Al día siguiente por la tarde, solo en su habitación y agobiado por no haber hecho aún la llamada prometida a Connie para hablar de la posibilidad de que fuera al médico, Joey, sin proponérselo, abrió el portátil de Jonathan y buscó las fotografías de su hermana, Jenna. Consideró que si iba directamente a las fotos de la familia que éste ya le había enseñado, no estaría husmeando. El entusiasmo demostrado por su compañero de habitación ante su origen judío quizá presagiara una recepción igual de cálida por parte de Jenna, y copió las dos fotografías de ella más favorecedoras en su disco duro, cambiando las extensiones de archivo para que nadie pudiera encontrarlas salvo él; así podía representarse una alternativa concreta a Connie antes de hacerle la temida llamada.
De momento, el panorama femenino en la universidad había resultado poco satisfactorio. En comparación con Connie, las chicas verdaderamente atractivas que había conocido en Virginia parecían todas rociadas con teflón, revestidas de desconfianza hacia las intenciones de él. Incluso las más guapas se maquillaban demasiado y llevaban ropa en exceso formal y se vestían para los partidos de los Cavaliers como si fueran al Derby de Kentucky.
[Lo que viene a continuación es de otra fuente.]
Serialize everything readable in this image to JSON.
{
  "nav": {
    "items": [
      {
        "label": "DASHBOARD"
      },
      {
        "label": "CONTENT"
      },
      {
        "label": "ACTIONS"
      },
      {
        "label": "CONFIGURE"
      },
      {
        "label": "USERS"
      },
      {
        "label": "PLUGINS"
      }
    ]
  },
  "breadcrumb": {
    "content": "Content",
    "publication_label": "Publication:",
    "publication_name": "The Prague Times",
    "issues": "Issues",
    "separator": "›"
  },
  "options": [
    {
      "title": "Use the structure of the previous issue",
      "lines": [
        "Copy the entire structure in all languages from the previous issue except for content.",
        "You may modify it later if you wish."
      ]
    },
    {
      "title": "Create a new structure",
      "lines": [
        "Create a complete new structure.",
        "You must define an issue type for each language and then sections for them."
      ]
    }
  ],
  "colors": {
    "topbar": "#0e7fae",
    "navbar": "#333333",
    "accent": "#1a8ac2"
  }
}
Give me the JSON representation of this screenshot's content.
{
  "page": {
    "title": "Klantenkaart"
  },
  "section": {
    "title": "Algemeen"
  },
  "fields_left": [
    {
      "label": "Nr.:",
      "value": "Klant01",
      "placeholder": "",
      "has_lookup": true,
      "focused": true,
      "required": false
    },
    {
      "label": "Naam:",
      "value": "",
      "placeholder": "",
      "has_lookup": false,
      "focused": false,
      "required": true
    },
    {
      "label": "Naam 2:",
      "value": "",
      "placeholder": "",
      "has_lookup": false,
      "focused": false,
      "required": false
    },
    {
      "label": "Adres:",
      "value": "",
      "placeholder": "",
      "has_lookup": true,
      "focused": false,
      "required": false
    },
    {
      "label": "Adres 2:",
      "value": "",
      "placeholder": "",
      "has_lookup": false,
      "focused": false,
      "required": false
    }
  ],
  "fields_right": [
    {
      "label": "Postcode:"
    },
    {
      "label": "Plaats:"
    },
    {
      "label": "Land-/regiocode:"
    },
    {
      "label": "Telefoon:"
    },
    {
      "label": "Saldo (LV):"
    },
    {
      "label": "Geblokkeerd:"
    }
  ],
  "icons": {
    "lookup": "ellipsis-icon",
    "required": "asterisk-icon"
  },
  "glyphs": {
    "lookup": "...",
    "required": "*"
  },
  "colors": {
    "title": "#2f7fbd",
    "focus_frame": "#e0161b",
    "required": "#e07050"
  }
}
Cierto que, en las fiestas, determinadas chicas de segunda fila, después de beber más de la cuenta, le habían dado a entender que era un chico con posibilidades de ligar. Pero por alguna razón, ya fuese porque era un apocado, o porque no le gustaba levantar la voz para hacerse oír por encima de la música, o porque tenía un concepto muy elevado de sí mismo, o porque era incapaz de pasar por alto lo estúpidas y molestas que llegaban a ponerse las chicas después de excederse con el alcohol, pronto desarrolló un prejuicio contra esas fiestas y los consiguientes ligues y decidió que sin lugar a dudas prefería salir por ahí con otros chicos.
Se sentó con el teléfono entre las manos durante largo rato, quizá media hora, mientras en las ventanas el cielo adquiría una coloración gris camino de la lluvia. Esperó tanto, presa de su reticencia, que fue casi como un tiro con arco zen cuando el pulgar, por propia iniciativa, pulsó el botón de marcación rápida correspondiente al número de Connie y el timbre lo arrastró a la acción.
—¡Eh! —contestó ella con su alegre voz de costumbre, una voz que Joey había echado de menos, como comprendió en ese momento—. ¿Dónde estás?
—En mi habitación.
—¿Qué tiempo hace por ahí?
—No sé. Tirando a gris.
—Pues aquí esta mañana nevaba. Ya es invierno.
—Ya, oye… —dijo él—, ¿estás bien?
—¿Yo? —Pareció sorprendida por la pregunta—. Sí. Te echo de menos todos los minutos del día, pero ya empiezo a acostumbrarme.
—Perdóname por haber tardado tanto en llamar.
—No pasa nada. Me encanta hablar contigo, pero entiendo la necesidad de que seamos más disciplinados. Ahora mismo estaba rellenando mi solicitud para Inver Hills. También me he inscrito para las pruebas de acceso a la universidad, para presentarme en diciembre, como tú sugeriste.
—¿Yo sugerí eso?
—Si he de estudiar en serio el próximo otoño, como tú dijiste, eso es lo que tengo que hacer. Me he comprado un libro para saber cómo prepararme. Voy a dedicarle tres horas al día.
—Estás bien de verdad, pues.
—¡Sí! ¿Y tú cómo estás?
Joey se esforzó por conciliar la descripción de Connie ofrecida por Carol con la imagen de lucidez y serenidad que daba por teléfono.
—Anoche hablé con tu madre —dijo él.
—Ya lo sé. Me lo contó.
—Me dijo que está embarazada.
—Sí, un venturoso acontecimiento viene de camino. Creo que serán gemelos.
—¿De verdad? ¿Por qué?
—No lo sé. Lo presiento. Presiento que por alguna razón será algo especialmente horrendo.
—De hecho, toda la conversación fue bastante rara.
—Ya le he dado un toque —dijo Connie—. No volverá a llamarte. Si te llama, avísame y le pararé los pies.
—Dijo que estabas muy deprimida —soltó Joey de pronto.
Ante eso se produjo un repentino silencio, absoluto a la manera de un agujero negro, como sólo Connie era capaz de guardar silencio.
—Dijo que te pasas el día durmiendo y que no comes lo suficiente —continuó Joey—. La noté muy preocupada por ti.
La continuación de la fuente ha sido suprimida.